Были у Кадминых ещё и коты – избалованные и капризные, и любящие искусство, – но Олег, гуляя сейчас по аллеям медгородка, представил себе именно Жука, огромную добрую голову Жука, да не просто на улице – а в заслон своего окна: внезапно в окне Олега появляется голова Жука – это он встал на задние и заглядывает, как человек. Это значит – рядом прыгает Тобик и уже на подходе Николай Иванович.
И с умилением Олег почувствовал, что он вполне доволен своей долей, что он вполне смирён со ссылкой, и только здоровья одного он просит у неба и не просит больших чудес.
Вот так и жить, как Кадмины живут, – радоваться тому, что есть! Тот и мудрец, кто доволен немногим.
Кто – оптимист? Кто говорит: вообще в стране всё плохо, везде – хуже, у нас ещё хорошо, нам повезло. И счастлив тем, что есть, и не терзается. Кто – пессимист? Кто говорит: вообще в нашей стране всё замечательно, везде – лучше, только у нас случайно плохо.
Сейчас – только бы лечение как-нибудь перетерпеть! Как-нибудь выскочить из этих клещей – рентгенотерапии, гормонотерапии – не до конца уродом. Как-нибудь сохранить либидо и там что ещё полагается! – потому что без этого, без этого…
И – ехать в Уш-Терек. И больше впрохолость не жить! Жениться!
Зоя вряд ли поедет. А если б и поехала – то через полтора года. Ждать опять, ждать опять, всю жизнь ждать!
Жениться можно на Ксане. Что за хозяйка! – тарелки простые перетирает, полотенце через плечо перебросит – царица! – глаз не оторвать. С ней прочно можно жить – и дом будет на славу, и дети будут виться.

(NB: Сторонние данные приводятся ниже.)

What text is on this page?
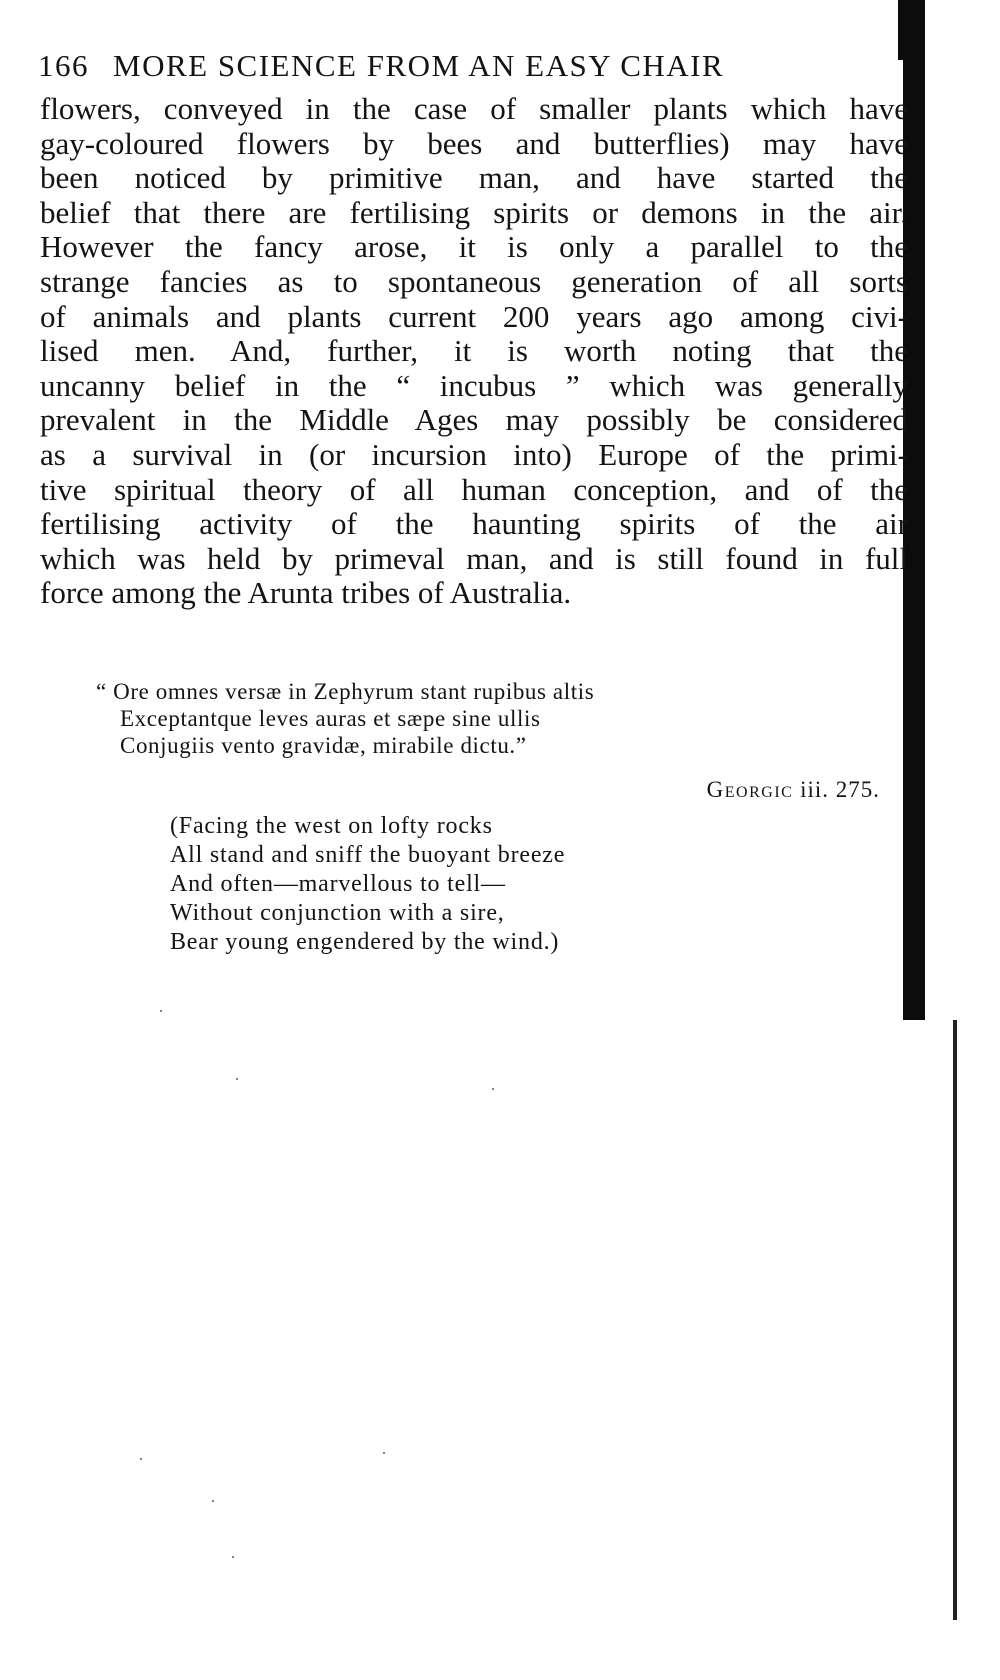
166 MORE SCIENCE FROM AN EASY CHAIR
flowers, conveyed in the case of smaller plants which have
gay-coloured flowers by bees and butterflies) may have
been noticed by primitive man, and have started the
belief that there are fertilising spirits or demons in the air.
However the fancy arose, it is only a parallel to the
strange fancies as to spontaneous generation of all sorts
of animals and plants current 200 years ago among civi-
lised men. And, further, it is worth noting that the
uncanny belief in the “ incubus ” which was generally
prevalent in the Middle Ages may possibly be considered
as a survival in (or incursion into) Europe of the primi-
tive spiritual theory of all human conception, and of the
fertilising activity of the haunting spirits of the air
which was held by primeval man, and is still found in full
force among the Arunta tribes of Australia.
“ Ore omnes versæ in Zephyrum stant rupibus altis
Exceptantque leves auras et sæpe sine ullis
Conjugiis vento gravidæ, mirabile dictu.”
Georgic iii. 275.
(Facing the west on lofty rocks
All stand and sniff the buoyant breeze
And often—marvellous to tell—
Without conjunction with a sire,
Bear young engendered by the wind.)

А можно – на Инне Штрём. Немного страшно, что ей только восемнадцать лет. Но ведь это и тянет! Ещё у неё улыбка какая-то рассеянно-дерзкая, задумчиво-вызывающая. Но ведь это и тянет…
Так не верить же никаким всплескам, никаким бетховенским ударам! Это всё – радужные пузыри. Сердце сжать – и не верить! Ничего не ждать от будущего – лучшего!
То, что есть, – будь рад тому!
Вечно – так вечно.
21
Олегу посчастливилось встретить её в самых дверях клиники. Он посторонился, придерживая для неё дверь, но если б и не посторонился – она с таким порывом шла, чуть наклонясь вперёд, что, пожалуй, и сшибла бы.
Он сразу охватил: на шоколадных волосах голубой берет, голову, поставленную как против ветра, и очень уж своенравного покроя пальто – какой-то длинный невероятный хляст, застёгнутый у горла.
Если б он знал, что это – дочь Русанова, он наверно бы вернулся. А так – пошёл вышагивать по своей отобщённой тропке.
Авиета же без труда получила разрешение подняться наверх в палату, потому что отец её был очень слаб, а день четверг – посетительный. Пальто она сняла, и на бордовый свитер ей накинули белый халатик, такой маленький, что разве в детстве она могла бы надеть его в рукава.
После вчерашнего третьего укола Павел Николаевич действительно очень ослабел и без крайней нужды совсем уже не выбирал ног из-под одеяла. Он и ворочался мало, очков не надевал, не встревал в разговоры. В нём пошатнулась его постоянная воля, и он отдался своей слабости. Опухоль, на которую он сперва досадовал, потом боялся её, теперь вошла в права – и уже не он, а она решала, что же будет.
Павел Николаевич знал, что Авиета прилетает из Москвы, сегодня утром ждал её. Он ждал её, как всегда, с радостью, но сегодня отчасти и с тревогой: решено было, что Капа расскажет ей о письме Миная, о Родичеве и Гузуне всё как оно есть. До сих пор ей это было знать ни к чему, но теперь нужна была её голова и совет. Авиета была разумница, никогда ни в чём она не думала хуже, чем родители, а всё-таки немножко было и тревожно: как она воспримет эту историю? сумеет ли перенестись и понять? не осудит ли с беззаботного плеча?